Un paio di notti fa, già illanguidito nel pre-sonno, ascoltavo una trasmissione su un canale Rai in cui vagamente ho percepito che si parlasse di ‘’ipocrisia’’ e di come questo concetto discenda dalla recitazione teatrale.
Un moto di sdegno mi ha pervaso: come è possibile, mi sono chiesto pur se assopito, accostare una parola meschina, ad una delle più sublime tra le arti?
Per gli antichi greci, l’ipocrita era l’attore (dal greco ypo = sotto, krinein = spiegare).
L’attore era colui che simulava, un’espressione incarnata della finzione: dire ipocrita, infatti, è come dire falso.
Ai giorni nostri, falsità ed ipocrisia sembrano essere diventate delle categorie generali, un mare magnum capace di assorbire tante realtà stratificate: quando qualcuno delude, quando fa scelte impreviste che feriscono, quando mente, insomma quando il suo comportamento ed i suoi sentimenti sfuggono alla comprensione, allora lo si chiama ipocrita. A volte bollandolo, e sigillandolo in uno scatolone con tanto di etichetta, in cui si rinuncia a capirne i perché.
Ma qual è l’anello mancante con l’attore?
L’attore finge, certo, ergo è ipocrita.
Però c’è una bella differenza: l’attore finge sapendo, e facendo sapere, di fingere.
Nessuno si sognerebbe di credere che Amleto venga interpretato da Amleto, Gertrude da Gertrude e Polonio da Polonio!
Quale ipocrisia può esserci in una finzione convenzionale ed a carte scoperte?
Riflettendoci meglio, mi sono accorto che le origini dell’ ypokrites erano lì ad offrirmi uno spunto formidabile per sostenere una tesi che ho fatta mia, grazie proprio all’esperienza teatrale, almeno venti anni fa: il mondo e la società sono un infinito palcoscenico, e tutti noi personaggi.

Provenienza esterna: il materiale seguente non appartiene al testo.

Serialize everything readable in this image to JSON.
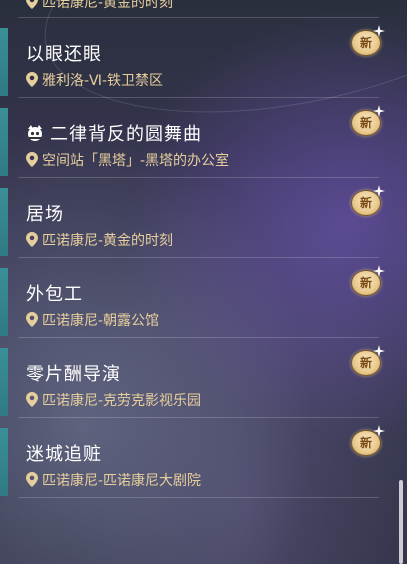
{
  "quests": [
    {
      "title": "",
      "location": "匹诺康尼-黄金的时刻",
      "new_label": "新",
      "truncated": true
    },
    {
      "title": "以眼还眼",
      "location": "雅利洛-Ⅵ-铁卫禁区",
      "new_label": "新"
    },
    {
      "title": "二律背反的圆舞曲",
      "location": "空间站「黑塔」-黑塔的办公室",
      "new_label": "新",
      "icon": "pom-pom-icon"
    },
    {
      "title": "居场",
      "location": "匹诺康尼-黄金的时刻",
      "new_label": "新"
    },
    {
      "title": "外包工",
      "location": "匹诺康尼-朝露公馆",
      "new_label": "新"
    },
    {
      "title": "零片酬导演",
      "location": "匹诺康尼-克劳克影视乐园",
      "new_label": "新"
    },
    {
      "title": "迷城追赃",
      "location": "匹诺康尼-匹诺康尼大剧院",
      "new_label": "新"
    }
  ],
  "colors": {
    "accent_bar": "#3a8f97",
    "location_text": "#e7cf9d",
    "badge_gold": "#e8c98d"
  }
}
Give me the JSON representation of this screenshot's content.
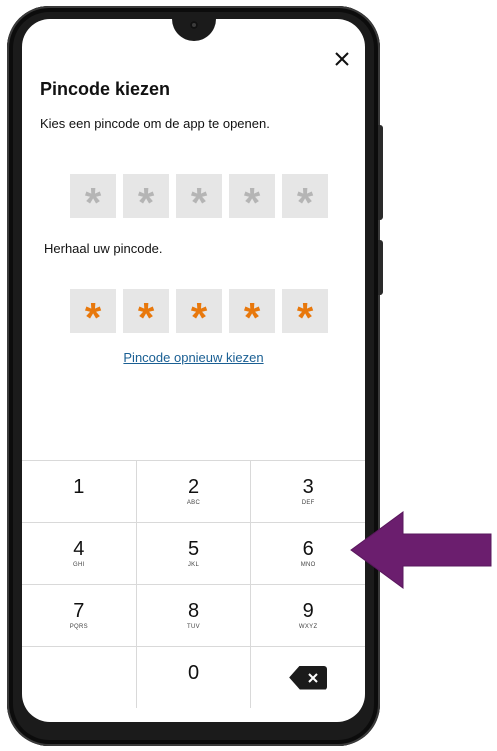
{
  "screen": {
    "title": "Pincode kiezen",
    "subtitle": "Kies een pincode om de app te openen.",
    "first_pin": {
      "slots": [
        "*",
        "*",
        "*",
        "*",
        "*"
      ],
      "state": "empty"
    },
    "repeat_label": "Herhaal uw pincode.",
    "second_pin": {
      "slots": [
        "*",
        "*",
        "*",
        "*",
        "*"
      ],
      "state": "filled"
    },
    "reset_link": "Pincode opnieuw kiezen",
    "close_icon": "close-icon"
  },
  "keypad": {
    "keys": [
      {
        "digit": "1",
        "letters": ""
      },
      {
        "digit": "2",
        "letters": "ABC"
      },
      {
        "digit": "3",
        "letters": "DEF"
      },
      {
        "digit": "4",
        "letters": "GHI"
      },
      {
        "digit": "5",
        "letters": "JKL"
      },
      {
        "digit": "6",
        "letters": "MNO"
      },
      {
        "digit": "7",
        "letters": "PQRS"
      },
      {
        "digit": "8",
        "letters": "TUV"
      },
      {
        "digit": "9",
        "letters": "WXYZ"
      },
      {
        "digit": "0",
        "letters": ""
      }
    ],
    "backspace_icon": "backspace-icon"
  },
  "annotation": {
    "arrow_color": "#6b1e6e",
    "points_to": "6"
  },
  "colors": {
    "filled_asterisk": "#e8780c",
    "empty_asterisk": "#b5b5b5",
    "link": "#1a5f93",
    "pin_box": "#e6e6e6"
  }
}
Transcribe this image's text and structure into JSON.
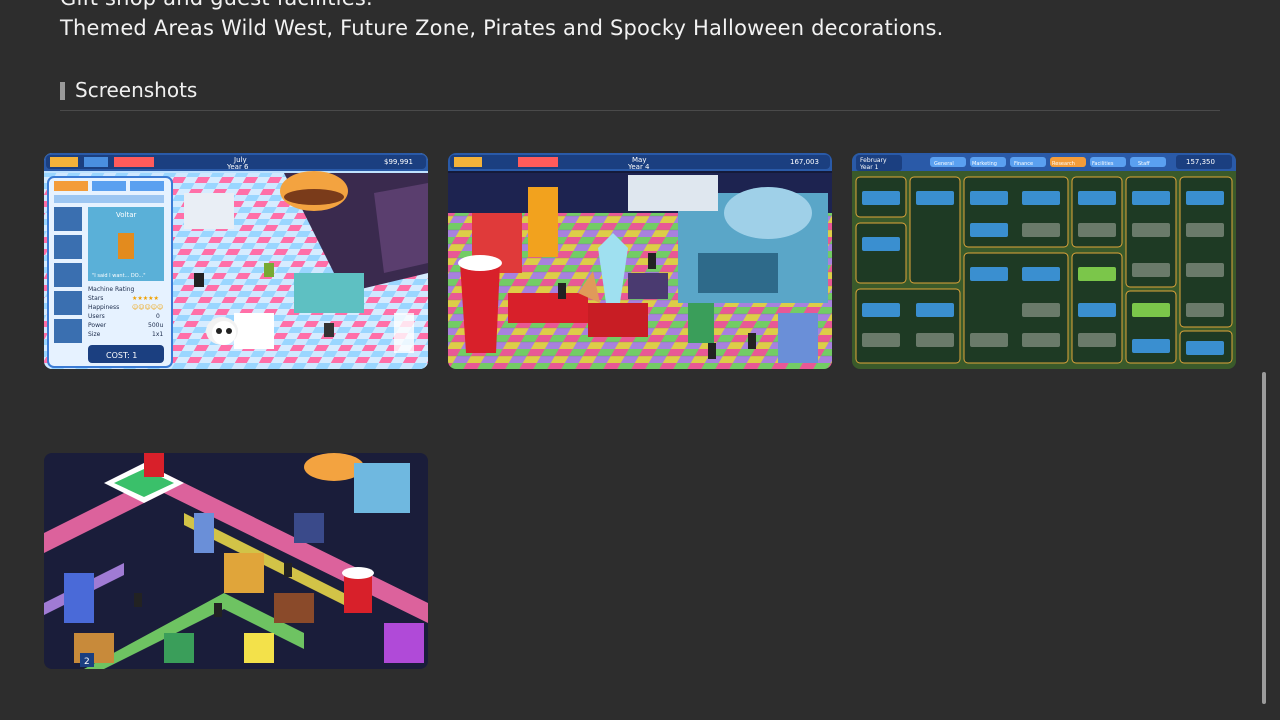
{
  "description": {
    "cut_line": "Gift shop and guest facilities.",
    "line": "Themed Areas Wild West, Future Zone, Pirates and Spocky Halloween decorations."
  },
  "screenshots_section": {
    "title": "Screenshots"
  },
  "screenshots": [
    {
      "hud_month": "July",
      "hud_year": "Year 6",
      "hud_money": "$99,991",
      "panel_name": "Voltar",
      "panel_quote": "\"I said I want... DO...\"",
      "rating_label": "Machine Rating",
      "stats": [
        {
          "label": "Stars",
          "value": "★★★★★"
        },
        {
          "label": "Happiness",
          "value": "☺☺☺☺☺"
        },
        {
          "label": "Users",
          "value": "0"
        },
        {
          "label": "Power",
          "value": "500u"
        },
        {
          "label": "Size",
          "value": "1x1"
        }
      ],
      "cost": "COST: 1"
    },
    {
      "hud_month": "May",
      "hud_year": "Year 4",
      "hud_money": "167,003"
    },
    {
      "hud_month": "February",
      "hud_year": "Year 1",
      "hud_money": "157,350",
      "tabs": [
        "General",
        "Marketing",
        "Finance",
        "Research",
        "Facilities",
        "Staff"
      ]
    },
    {
      "badge": "2"
    }
  ],
  "colors": {
    "background": "#2d2d2d",
    "divider": "#4a4a4a",
    "scrollbar": "#9b9b9b"
  }
}
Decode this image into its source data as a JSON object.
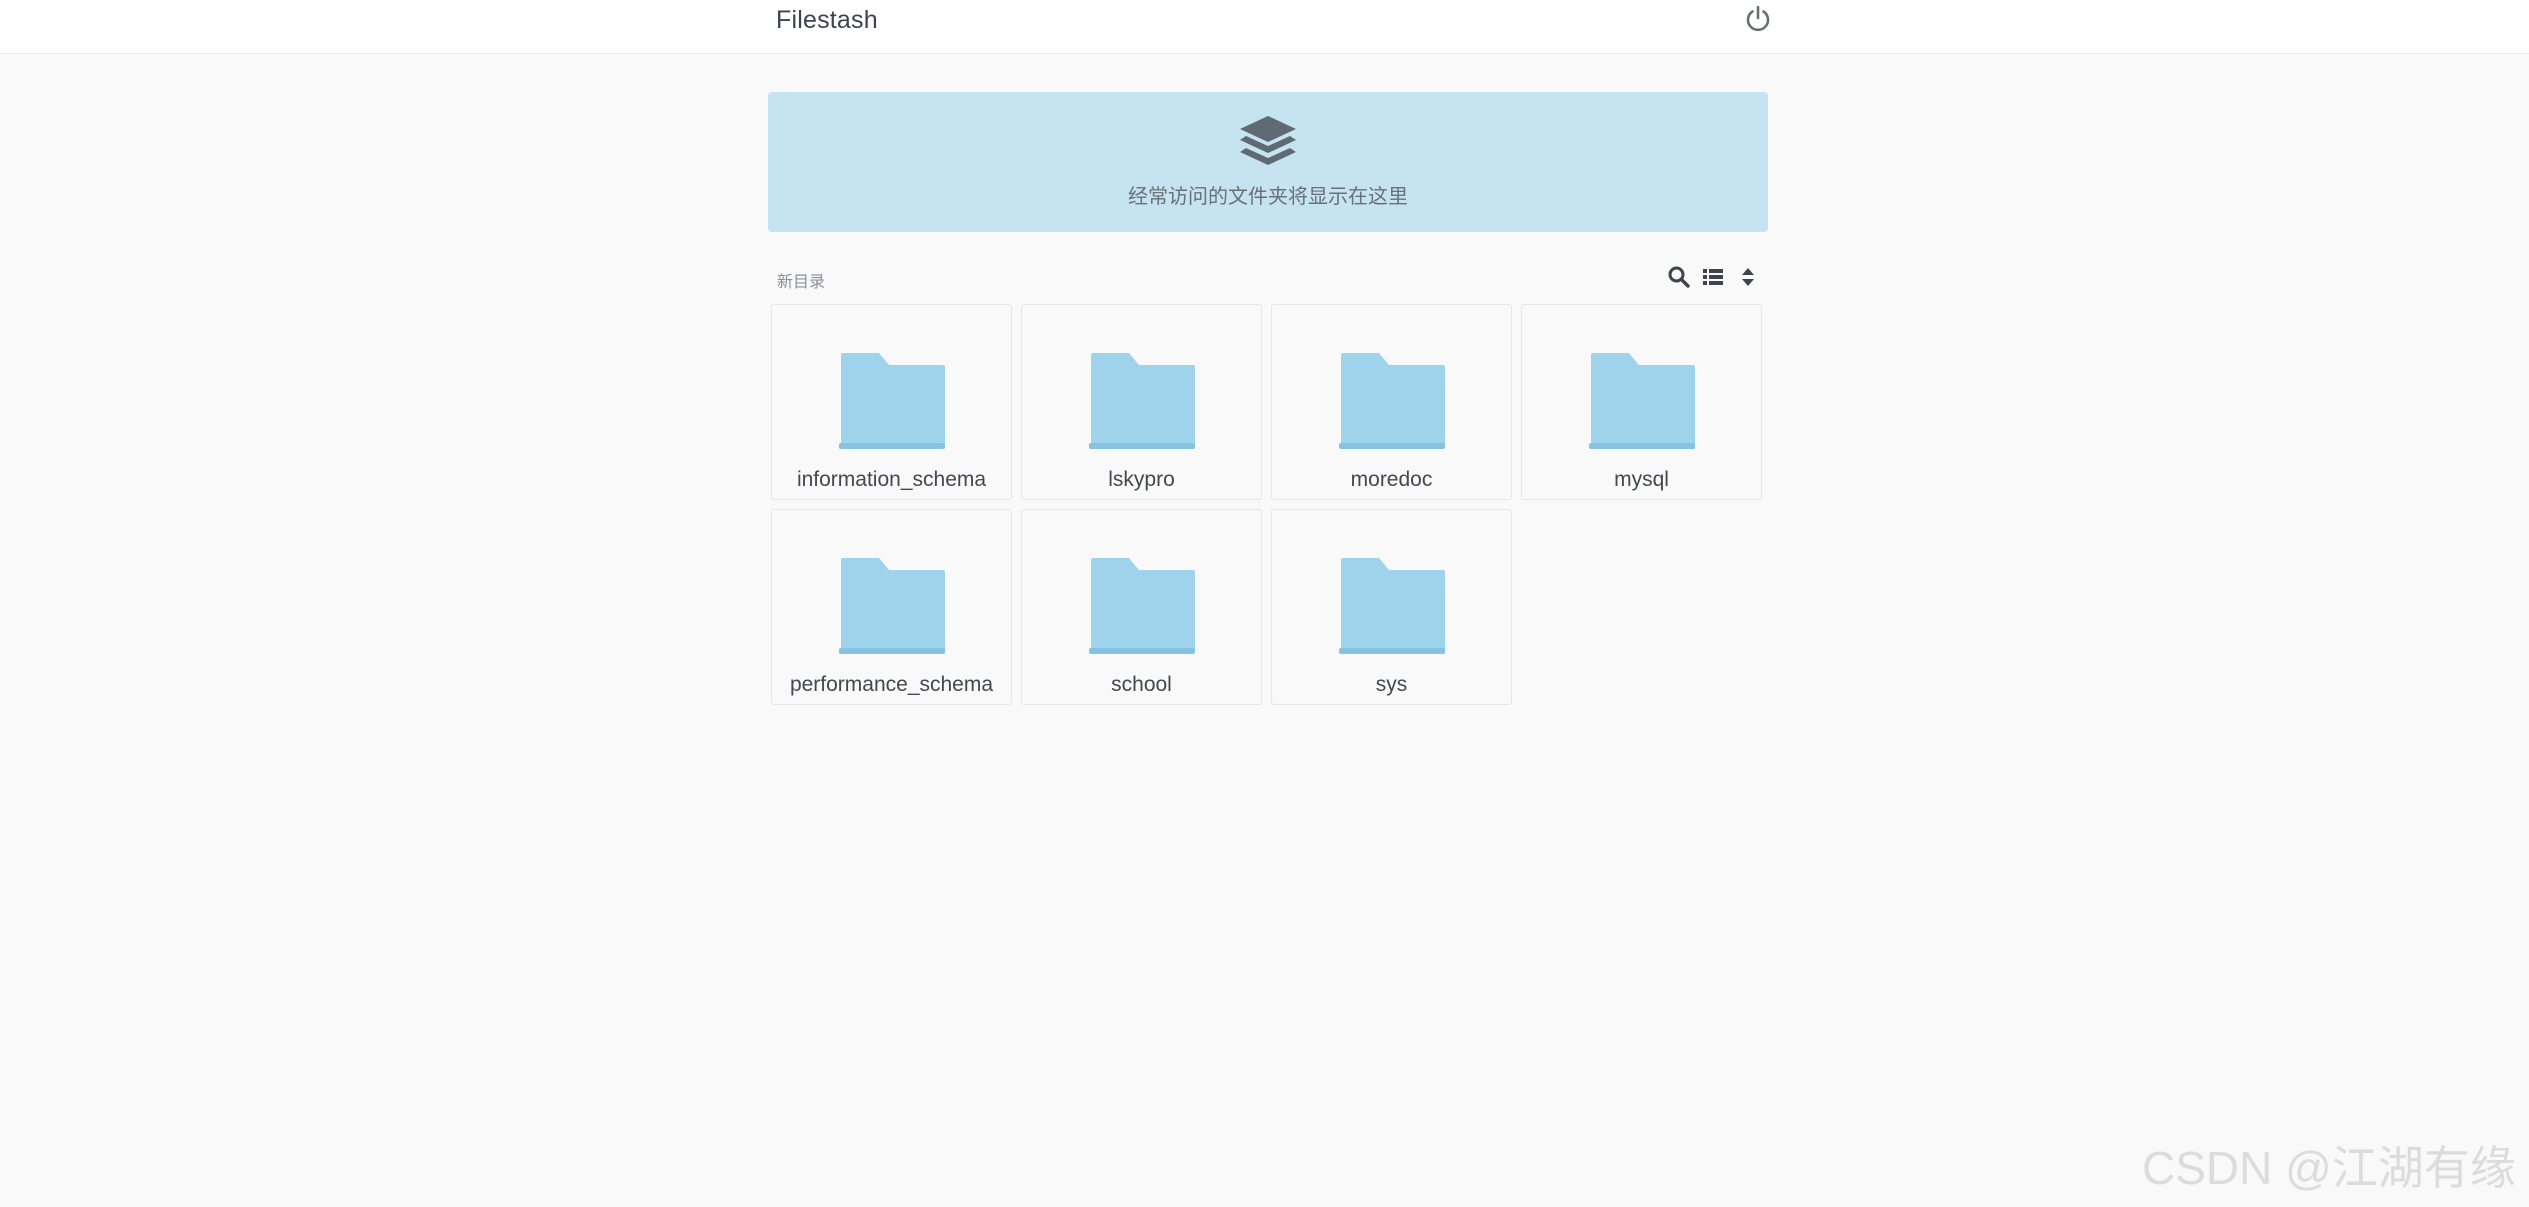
{
  "app": {
    "brand": "Filestash"
  },
  "banner": {
    "icon": "layers-icon",
    "message": "经常访问的文件夹将显示在这里"
  },
  "toolbar": {
    "label": "新目录",
    "icons": [
      "search-icon",
      "list-view-icon",
      "sort-icon"
    ]
  },
  "folders": [
    {
      "name": "information_schema",
      "icon": "folder-icon"
    },
    {
      "name": "lskypro",
      "icon": "folder-icon"
    },
    {
      "name": "moredoc",
      "icon": "folder-icon"
    },
    {
      "name": "mysql",
      "icon": "folder-icon"
    },
    {
      "name": "performance_schema",
      "icon": "folder-icon"
    },
    {
      "name": "school",
      "icon": "folder-icon"
    },
    {
      "name": "sys",
      "icon": "folder-icon"
    }
  ],
  "watermark": "CSDN @江湖有缘",
  "colors": {
    "background": "#f9f9f9",
    "banner": "#c5e3f1",
    "folder": "#9fd3ec",
    "folder_tab": "#8fcbe6",
    "icon_gray": "#5f6a73"
  }
}
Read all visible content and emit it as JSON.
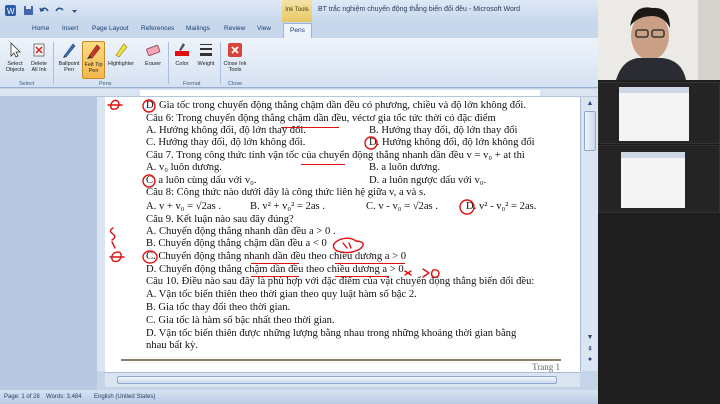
{
  "word": {
    "doc_title": "BT trắc nghiệm chuyển động thẳng biến đổi đều - Microsoft Word",
    "context_tab": "Ink Tools",
    "tabs": [
      "Home",
      "Insert",
      "Page Layout",
      "References",
      "Mailings",
      "Review",
      "View",
      "Pens"
    ],
    "active_tab": "Pens",
    "ribbon": {
      "select_objects": "Select Objects",
      "delete_all_ink": "Delete All Ink",
      "ballpoint_pen": "Ballpoint Pen",
      "felt_tip_pen": "Felt Tip Pen",
      "highlighter": "Highlighter",
      "eraser": "Eraser",
      "color": "Color",
      "weight": "Weight",
      "close_ink_tools": "Close Ink Tools",
      "group_select": "Select",
      "group_pens": "Pens",
      "group_format": "Format",
      "group_close": "Close"
    },
    "ink_color": "#e01010",
    "page": {
      "lines": [
        "D. Gia tốc trong chuyển động thẳng chậm dần đều có phương, chiều và độ lớn không đổi.",
        "Câu 6: Trong chuyển động thẳng chậm dần đều, véctơ gia tốc tức thời có đặc điểm",
        "A. Hướng không đổi, độ lớn thay đổi.",
        "B. Hướng thay đổi, độ lớn thay đổi",
        "C. Hướng thay đổi, độ lớn không đổi.",
        "D. Hướng không đổi, độ lớn không đổi",
        "Câu 7. Trong công thức tính vận tốc của chuyển động thẳng nhanh dần đều v = v₀ + at thì",
        "A. v₀ luôn dương.",
        "B. a luôn dương.",
        "C. a luôn cùng dấu với v₀.",
        "D. a luôn ngược dấu với v₀.",
        "Câu 8: Công thức nào dưới đây là công thức liên hệ giữa v, a và s.",
        "A. v + v₀ = √2as .",
        "B. v² + v₀² = 2as .",
        "C. v - v₀ = √2as .",
        "D. v² - v₀² = 2as.",
        "Câu 9. Kết luận nào sau đây đúng?",
        "A. Chuyển động thẳng nhanh dần đều a > 0 .",
        "B. Chuyển động thẳng chậm dần đều a < 0",
        "C. Chuyển động thẳng nhanh dần đều theo chiều dương a > 0",
        "D. Chuyển động thẳng chậm dần đều theo chiều dương a > 0.",
        "Câu 10. Điều nào sau đây là phù hợp với đặc điểm của vật chuyển động thẳng biến đổi đều:",
        "A. Vận tốc biến thiên theo thời gian theo quy luật hàm số bậc 2.",
        "B. Gia tốc thay đổi theo thời gian.",
        "C. Gia tốc là hàm số bậc nhất theo thời gian.",
        "D. Vận tốc biến thiên được những lượng bằng nhau trong những khoảng thời gian bằng",
        "nhau bất kỳ."
      ],
      "page_label": "Trang 1"
    },
    "status": {
      "page": "Page: 1 of 28",
      "words": "Words: 3,484",
      "language": "English (United States)"
    }
  }
}
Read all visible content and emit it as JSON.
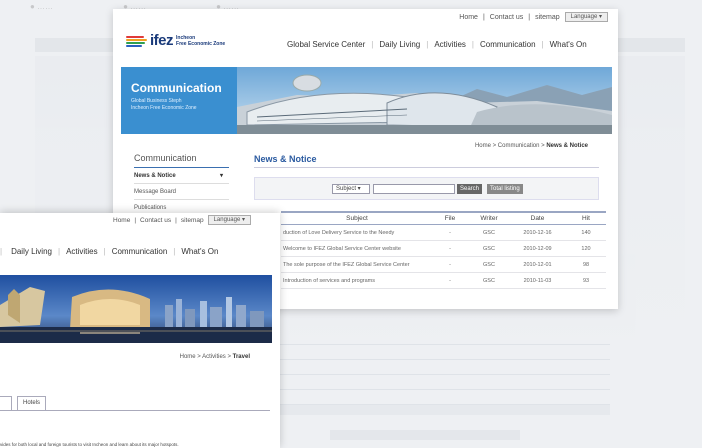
{
  "main_window": {
    "util_links": [
      "Home",
      "Contact us",
      "sitemap"
    ],
    "language_select": "Language",
    "logo_text": "ifez",
    "logo_sub": [
      "Incheon",
      "Free Economic Zone"
    ],
    "gnb": [
      "Global Service Center",
      "Daily Living",
      "Activities",
      "Communication",
      "What's On"
    ],
    "visual_title": "Communication",
    "visual_sub": [
      "Global Business Steph",
      "Incheon Free Economic Zone"
    ],
    "breadcrumb": {
      "path": "Home > Communication > ",
      "current": "News & Notice"
    },
    "lnb": {
      "title": "Communication",
      "items": [
        "News & Notice",
        "Message Board",
        "Publications"
      ]
    },
    "content_title": "News & Notice",
    "search": {
      "select": "Subject",
      "search_btn": "Search",
      "all_btn": "Total listing"
    },
    "table": {
      "headers": [
        "Subject",
        "File",
        "Writer",
        "Date",
        "Hit"
      ],
      "rows": [
        [
          "duction of Love Delivery Service to the Needy",
          "-",
          "GSC",
          "2010-12-16",
          "140"
        ],
        [
          "Welcome to IFEZ Global Service Center website",
          "-",
          "GSC",
          "2010-12-09",
          "120"
        ],
        [
          "The sole purpose of the IFEZ Global Service Center",
          "-",
          "GSC",
          "2010-12-01",
          "98"
        ],
        [
          "Introduction of services and programs",
          "-",
          "GSC",
          "2010-11-03",
          "93"
        ]
      ]
    }
  },
  "front_window": {
    "util_links": [
      "Home",
      "Contact us",
      "sitemap"
    ],
    "language_select": "Language",
    "gnb": [
      "Daily Living",
      "Activities",
      "Communication",
      "What's On"
    ],
    "breadcrumb": {
      "path": "Home > Activities > ",
      "current": "Travel"
    },
    "tabs": [
      "",
      "Hotels"
    ],
    "description": "vides for both local and foreign tourists to visit Incheon and learn about its major hotspots."
  }
}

Forse, allora, è il caso di tirare fuori l’ipocrisia dallo scatolone e di accettarla come una scomoda verità dei nostri tempi.
La società moderna è fondata sull’ipocrisia: basta guardare i pacchetti di sigarette che continuo imperterrito a divorare, con il bollo statale e poco sotto il monito ‘’Nuoce gravemente alla salute’’, o la diffusa incentivazione del gioco d’azzardo con i gratta e vinci venduti ormai anche dal droghiere, con tanto di amorevole raccomandazione a non diventarne dipendenti.
La politica è un immane teatro dove attori nemmeno troppo bravi, svendono continuamente se stessi ed il loro prossimo, pur di mantenere carriere ed onori economici e di non ammettere le loro menzogne.
Ciascuno di noi, mente abitualmente, anche se magari vorrebbe dire la verità; ma in alcuni contesti non può permettersi di farlo, perché potrebbe ferire qualcuno a cui tiene, oppure subirne il giudizio.
La verità inconfutabile, è che bucando le maschere dell’ipocrisia, una miriade di rapporti di ogni tipo finirebbero in una pozza di agonia.
L’ascesa dei social è un altro potente combustibile per il motore dell’ipocrisia, come dimostrano i tanti ‘’acchiappalike’’ che per raccogliere apprezzamenti si fingono sostenitori radicali di convinzioni che in realtà non hanno mai sposato.
Ma poi, non è forse vero che noi mentiamo anche a noi stessi?
E lo facciamo spesso, perché sappiamo usare il nostro complesso dialogo interiore per travisarci la realtà o per mistificarla ad altri, per scendere a patti con la nostra coscienza o per mantenere relazioni senza cui staremmo peggio.
Siamo abituati a mentire, per spirito di sopravvivenza, in una società in cui realtà e finzione sono interscambiabili, e dove la verità è spesso manipolata dall’apparenza.
Questa, secondo me, è un’altra verità: siamo ipocriti anche con noi stessi.
Ed allora si capisce meglio l’antico nesso: nel teatro greco, l’ipocrita era l’attore.
Poi un giorno l’ipocrita decise di scendere dal palcoscenico, pur continuando ad indossare una maschera.
Non più quella di Amleto: era la sua, anzi, le sue.
Così nacque, e prosperò, l’ipocrisia.